Рекомендуем книги по теме

С ума сойти! Путеводитель по психическим расстройствам для жителя большого города

Дарья Варламова, Антон Зайниев

Одно расстройство. Как жить с ментальными особенностями

Алина Белят

Беспокойный ум: Моя победа над биполярным расстройством

Кей Джеймисон

Семь лет в «Крестах»: Тюрьма глазами психиатра

Алексей Гавриш

Посвящаю

Константину Луцишину,

моему другу и коллеге.

Вслед за ним я пошел изучать зависимость

и открыл свободу

Предисловие

Много лет назад некий молодой человек, носивший мое тело и управлявший моей судьбой, выбрал медицину. Он стал психиатром, аддиктологом, психотерапевтом. Этот выбор привел его в мир, наполненный ненастоящей радостью и настоящей болью.

Я работаю с зависимыми пациентами 20 лет. Начинал как типичный постсоветский нарколог — из тех, что «кодируют», гипнотизируют и всячески внушают идею, будто зависимость — это тяжелая болезнь, но ее можно вылечить таинственным быстрым способом. Однако современная наука говорит, что зависимость — не столько то, чем заболел мозг, сколько то, чему он научился, и что для преодоления зависимости нужны длительная работа, пересмотр, переосмысление того поведения, которое не соответствует жизненным ценностям человека, а также ежедневные направленные усилия в соответствии с этим переосмыслением.

Пациенты с синдромом зависимости помогли мне понять, в чем они действительно нуждаются для перехода в осознанную, осмысленную жизнь с трезвой головой. Я соотнес это с тем, что известно современной науке. И мне удалось на стыке реальных человеческих потребностей и строгих научных фактов вместе с зависимыми, в одной с ними команде, создать ориентированную на науку программу множественных поведенческих изменений для людей с зависимостью.
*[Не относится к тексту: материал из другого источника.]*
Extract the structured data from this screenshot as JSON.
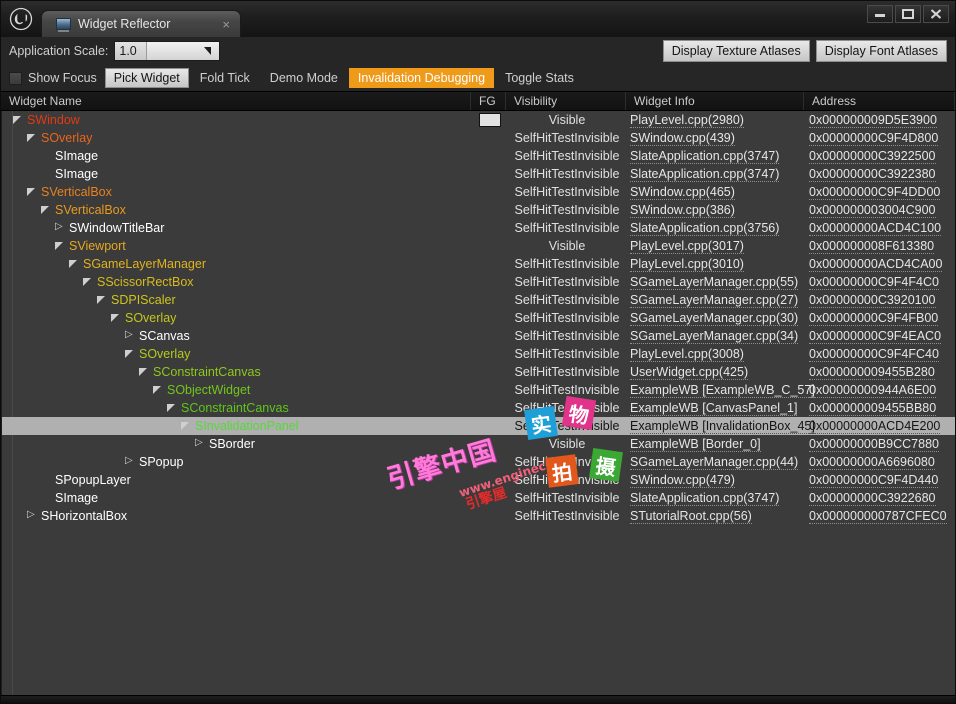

В главах этой книги можно встретить слова «алкоголик», «наркоман», «аддикт», «зависимый». Я прибегал к ним тогда, когда они больше всего подходили к соответствующему семантическому контексту. Что касается моей персональной семантики, для меня люди с зависимостью — это люди, и я не считаю нужным их как-то отдельно называть.

Я благодарен тысячам пациентов: каждый из них меня чему-то научил. И прошу прощения у тех, кому не смог помочь. Люди, о которых я рассказываю в книге, — мои реальные пациенты, друзья, знакомые. Я изменил имена пациентов и узнаваемые детали их историй в соответствии с этическими требованиями, действующими в моей профессии. Многие аддикты охотно рассказывают свои истории и не хотят анонимности, борясь таким образом со стигматизацией аддикций, — что ж, их имена я оставил без изменений.

Хочу перечислить людей, чье влияние на меня как на профессионала и человека, на программу Sober One, на судьбу этой книги было невероятно сильным. Это Яков Юдельсон, Анна Фофанова, Олег Овсянников, Илья Максимов, Николай Картозия, Олег Зябликов. Отдельная благодарность Ивану Мартынихину за научную редактуру текста книги. И мне очень повезло, что рукопись попала к Александре Казаковой и Наталии Быковой: благодаря их заботе и профессионализму эта книга получила жизнь. Спасибо вам!

Итак, я прошел невероятный профессиональный и человеческий путь и написал об этом книгу. Потому что мне есть о чем рассказать.

1

Путь в медицину

Путник, нет пути.

Путь появляется, когда ты идешь.

Антонио Мачадо

1.

Когда это случилось? В какой момент я начал догадываться, что жизненные истории наркологических пациентов, их опасная охваченность сорвавшимися с цепи желаниями, разрушительные последствия этой одержимости, апорические взаимопереходы между свободным «я хочу» и зависимым «я не могу не хотеть» — не просто клинические феномены, но и подсказка, прояснение, несносное увеличительное стекло, под которым можно отчетливо рассмотреть человеческую природу? Наркология — это поиск и досадное обнаружение того неловкого, недопустимого, что мы не хотим считать собой, своей сутью, своей душой, самым ценным, самым важным в жизни, быть может, самой жизнью.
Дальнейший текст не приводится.